For further information or to start the process of requesting accommodations, please contact Student Disability Services at Engineering for Professionals, ep-disability-svcs@jhu.edu.

Student Conduct Code

The fundamental purpose of the JHU regulation of student conduct is to promote and to protect the health, safety, welfare, property, and rights of all members of the University community as well as to promote the orderly operation of the University and to safeguard its property and facilities. As members of the University community, students accept certain responsibilities which support the educational mission and create an environment in which all students are afforded the same opportunity to succeed academically. 

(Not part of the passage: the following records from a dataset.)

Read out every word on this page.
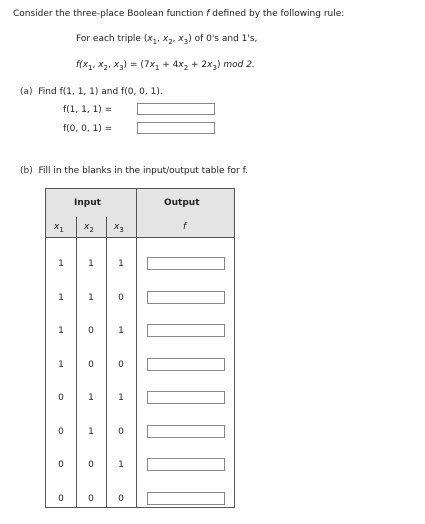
Consider the three-place Boolean function f defined by the following rule:
For each triple ($x_1$, $x_2$, $x_3$) of 0's and 1's,
$f(x_1$, $x_2$, $x_3) = (7x_1 + 4x_2 + 2x_3)$ mod 2.
(a) Find f(1, 1, 1) and f(0, 0, 1).
f(1, 1, 1) =
f(0, 0, 1) =
(b) Fill in the blanks in the input/output table for f.
Input	Output
$x_1$ $x_2$ $x_3$	f
1	1	1
1	1	0
1	0	1
1	0	0
0	1	1
0	1	0
0	0	1
0	0	0
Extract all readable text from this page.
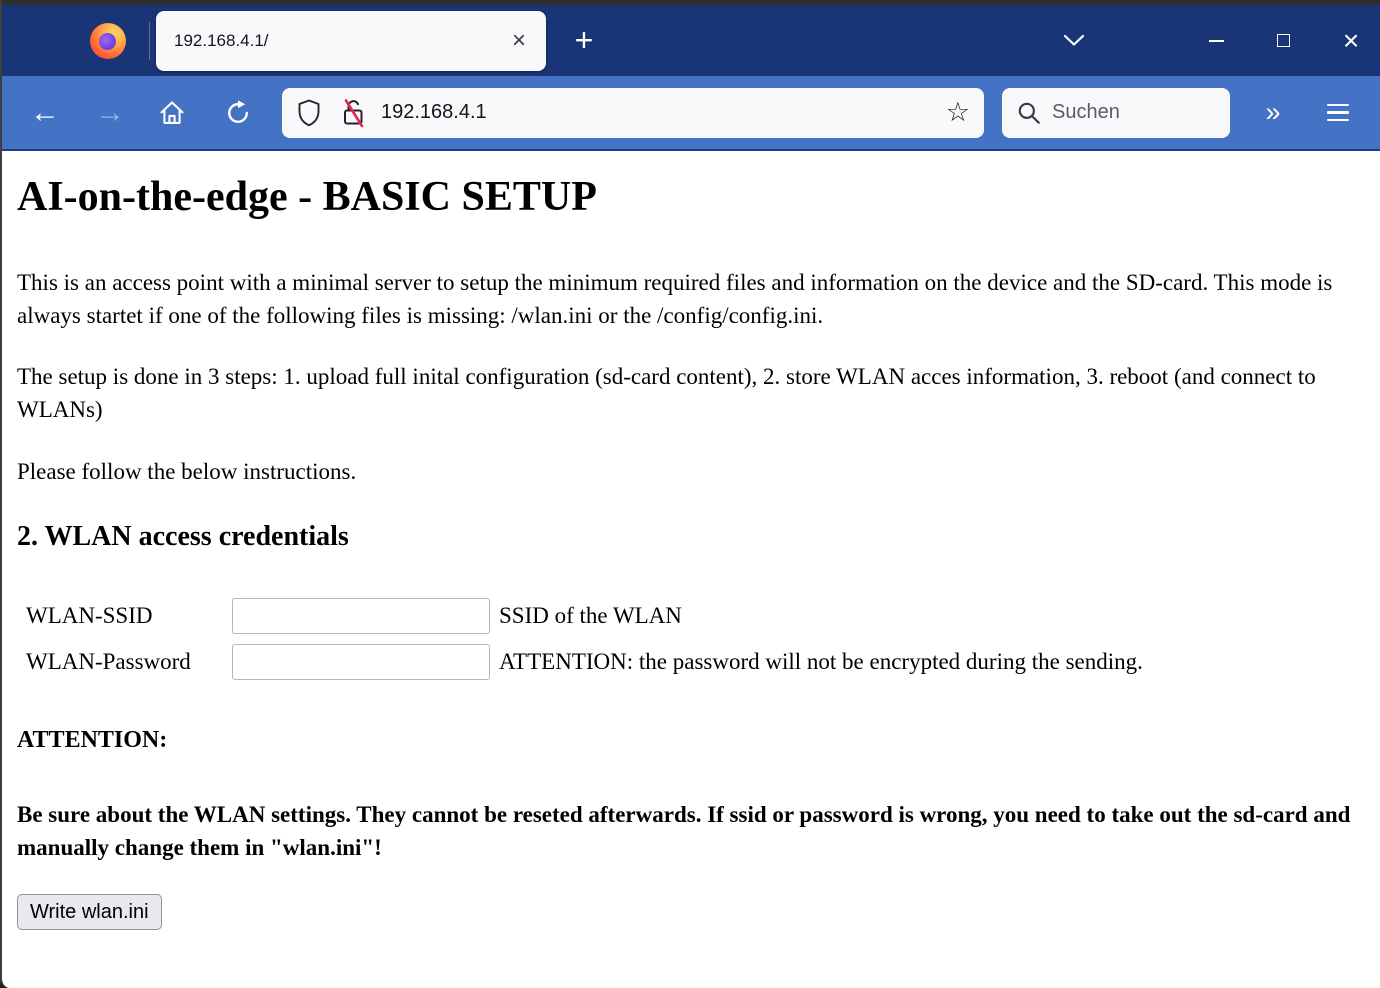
192.168.4.1/	×	+	×
← →	192.168.4.1	☆
Suchen	»
AI-on-the-edge - BASIC SETUP

This is an access point with a minimal server to setup the minimum required files and information on the device and the SD-card. This mode is always startet if one of the following files is missing: /wlan.ini or the /config/config.ini.

The setup is done in 3 steps: 1. upload full inital configuration (sd-card content), 2. store WLAN acces information, 3. reboot (and connect to WLANs)

Please follow the below instructions.

2. WLAN access credentials
WLAN-SSID	SSID of the WLAN
WLAN-Password	ATTENTION: the password will not be encrypted during the sending.
ATTENTION:

Be sure about the WLAN settings. They cannot be reseted afterwards. If ssid or password is wrong, you need to take out the sd-card and manually change them in "wlan.ini"!

Write wlan.ini
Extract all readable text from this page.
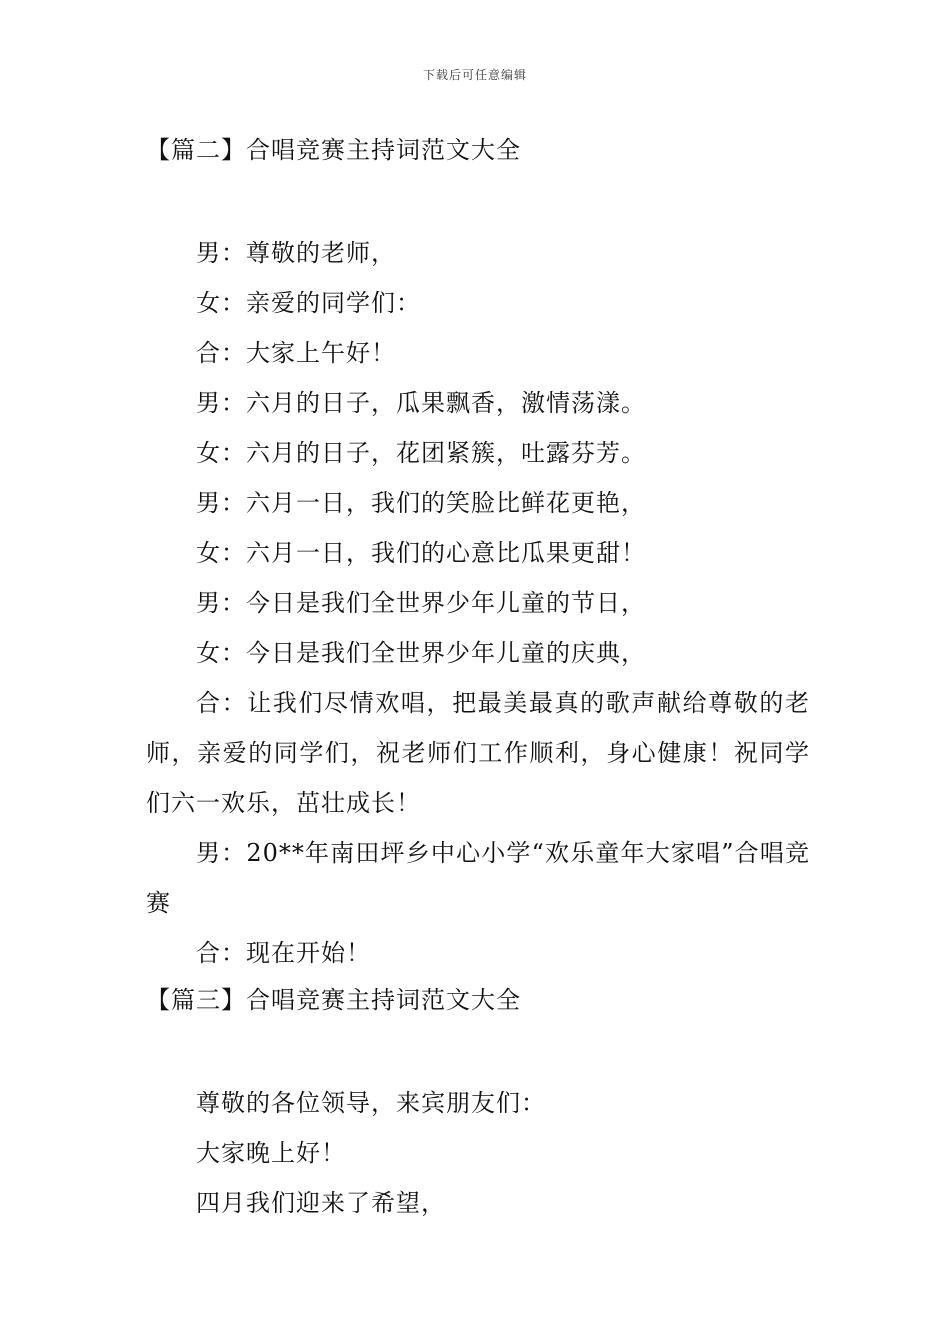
下载后可任意编辑
【篇二】合唱竞赛主持词范文大全

男：尊敬的老师，

女：亲爱的同学们：

合：大家上午好！

男：六月的日子，瓜果飘香，激情荡漾。

女：六月的日子，花团紧簇，吐露芬芳。

男：六月一日，我们的笑脸比鲜花更艳，

女：六月一日，我们的心意比瓜果更甜！

男：今日是我们全世界少年儿童的节日，

女：今日是我们全世界少年儿童的庆典，

合：让我们尽情欢唱，把最美最真的歌声献给尊敬的老师，亲爱的同学们，祝老师们工作顺利，身心健康！祝同学们六一欢乐，茁壮成长！

男：20**年南田坪乡中心小学“欢乐童年大家唱”合唱竞赛

合：现在开始！

【篇三】合唱竞赛主持词范文大全

尊敬的各位领导，来宾朋友们：

大家晚上好！

四月我们迎来了希望，
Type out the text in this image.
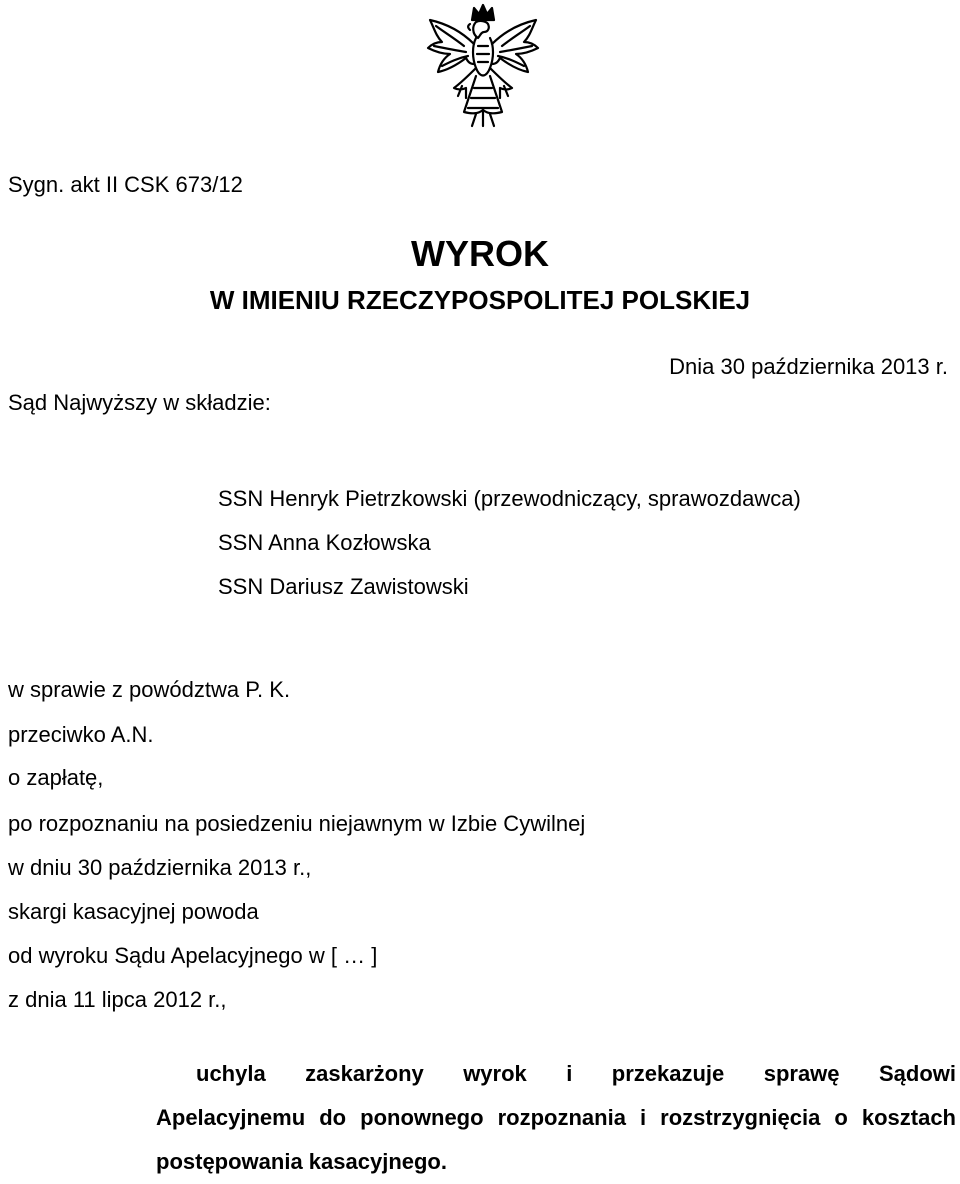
Sygn. akt II CSK 673/12
WYROK
W IMIENIU RZECZYPOSPOLITEJ POLSKIEJ
Dnia 30 października 2013 r.
Sąd Najwyższy w składzie:
SSN Henryk Pietrzkowski (przewodniczący, sprawozdawca)
SSN Anna Kozłowska
SSN Dariusz Zawistowski
w sprawie z powództwa P. K.
przeciwko A.N.
o zapłatę,
po rozpoznaniu na posiedzeniu niejawnym w Izbie Cywilnej
w dniu 30 października 2013 r.,
skargi kasacyjnej powoda
od wyroku Sądu Apelacyjnego w [ … ]
z dnia 11 lipca 2012 r.,
uchyla zaskarżony wyrok i przekazuje sprawę Sądowi
Apelacyjnemu do ponownego rozpoznania i rozstrzygnięcia o kosztach postępowania kasacyjnego.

For a full description of the code please visit the following website: https://studentaffairs.jhu.edu/policies-guidelines/student-code/

Classroom Climate

JHU is committed to creating a classroom environment that values the diversity of experiences and perspectives that all students bring. Everyone has the right to be treated with dignity and respect. Fostering an inclusive climate is important. Research and experience show that students who interact with peers who are different from themselves learn new things and experience tangible educational outcomes. At no time in this learning process should someone be singled out or treated unequally on the basis of any seen or unseen part of their identity. 
If you have concerns in this course about harassment, discrimination, or any unequal treatment, or if you seek accommodations or resources, please reach out to the course instructor directly. Reporting will never impact your course grade. You may also share concerns with your program chair, the Assistant Dean for Diversity and Inclusion, or the Office of Institutional Equity. In handling reports, people will protect your privacy as much as possible, but faculty and staff are required to officially report information for some cases (e.g. sexual harassment).

Course Auditing

When a student enrolls in an EP course with “audit” status, the student must reach an understanding with the instructor as to what is required to earn the “audit.” If the student does not meet those expectations, the instructor must notify the EP Registration Team [EP-Registration@exchange.johnshopkins.edu] in order for the student to be retroactively dropped or withdrawn from the course (depending on when the "audit" was requested and in accordance with EP registration deadlines). All lecture content will remain accessible to auditing students, but access to all other course material is left to the discretion of the instructor.